Kultur am Rhein bleibt vorerst geschlossen
Nach Schadstoffverdacht wurden Räumlichkeiten untersucht; keine Gesundheitsgefahr festgestellt – Veranstaltungen abgesagt, Ersatztermine werden angeboten
Die Kulturszene in der Stadt am Rhein steht vor einer kurzfristigen Unterbrechung: Der gesamte Kulturbereich bleibt mindestens zwei weitere Wochen geschlossen, um wichtige Reinigungs- und Sanierungsmaßnahmen durchführen zu können. Alle für diesen Zeitraum geplanten Veranstaltungen wurden abgesagt. Für betroffene Besucherinnen und Besucher gibt es aber sowohl die Möglichkeit auf Ersatztermine als auch die Erstattung bereits gezahlter Tickets.

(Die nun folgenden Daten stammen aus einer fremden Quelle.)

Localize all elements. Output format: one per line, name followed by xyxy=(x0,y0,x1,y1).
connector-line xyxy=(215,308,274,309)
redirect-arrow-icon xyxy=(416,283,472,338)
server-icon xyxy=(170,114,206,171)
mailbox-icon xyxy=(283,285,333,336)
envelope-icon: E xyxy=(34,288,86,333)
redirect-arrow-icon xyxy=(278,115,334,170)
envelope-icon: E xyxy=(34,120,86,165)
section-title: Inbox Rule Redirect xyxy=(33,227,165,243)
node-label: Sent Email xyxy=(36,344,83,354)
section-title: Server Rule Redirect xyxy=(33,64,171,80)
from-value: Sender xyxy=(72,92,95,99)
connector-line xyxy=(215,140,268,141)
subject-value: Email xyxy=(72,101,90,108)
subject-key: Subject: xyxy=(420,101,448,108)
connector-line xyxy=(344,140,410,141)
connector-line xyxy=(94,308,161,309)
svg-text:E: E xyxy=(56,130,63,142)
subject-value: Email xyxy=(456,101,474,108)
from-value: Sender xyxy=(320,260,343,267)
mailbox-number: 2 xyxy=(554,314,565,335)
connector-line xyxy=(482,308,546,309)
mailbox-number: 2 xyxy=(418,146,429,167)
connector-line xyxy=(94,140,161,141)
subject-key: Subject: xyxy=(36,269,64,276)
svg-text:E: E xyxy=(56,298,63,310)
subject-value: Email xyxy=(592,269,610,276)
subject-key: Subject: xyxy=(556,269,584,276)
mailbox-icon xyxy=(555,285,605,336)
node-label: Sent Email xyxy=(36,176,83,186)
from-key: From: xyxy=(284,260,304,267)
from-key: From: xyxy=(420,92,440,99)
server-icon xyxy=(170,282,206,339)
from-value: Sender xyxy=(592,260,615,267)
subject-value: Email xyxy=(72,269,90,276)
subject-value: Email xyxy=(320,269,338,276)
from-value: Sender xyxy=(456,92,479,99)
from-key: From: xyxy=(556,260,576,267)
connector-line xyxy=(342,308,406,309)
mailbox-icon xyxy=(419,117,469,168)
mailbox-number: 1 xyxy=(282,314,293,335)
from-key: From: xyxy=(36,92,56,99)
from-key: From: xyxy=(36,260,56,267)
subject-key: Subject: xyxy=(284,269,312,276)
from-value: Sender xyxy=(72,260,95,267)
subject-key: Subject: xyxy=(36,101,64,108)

Hintergrund: Schadstoffverdacht führt zu Schließung
Auslöser der aktuellen Maßnahmen ist eine routinemäßige Begehung mit einem Fachbüro für Schadstoffsanierung. Dabei wurden Anfang der Woche Verdachtsfälle auf Schadstoffe in Teilen des Gebäudes festgestellt. Die Stadtverwaltung reagierte umgehend, ließ Schadstoffuntersuchungen einleiten und sperrte die betroffenen Bereiche.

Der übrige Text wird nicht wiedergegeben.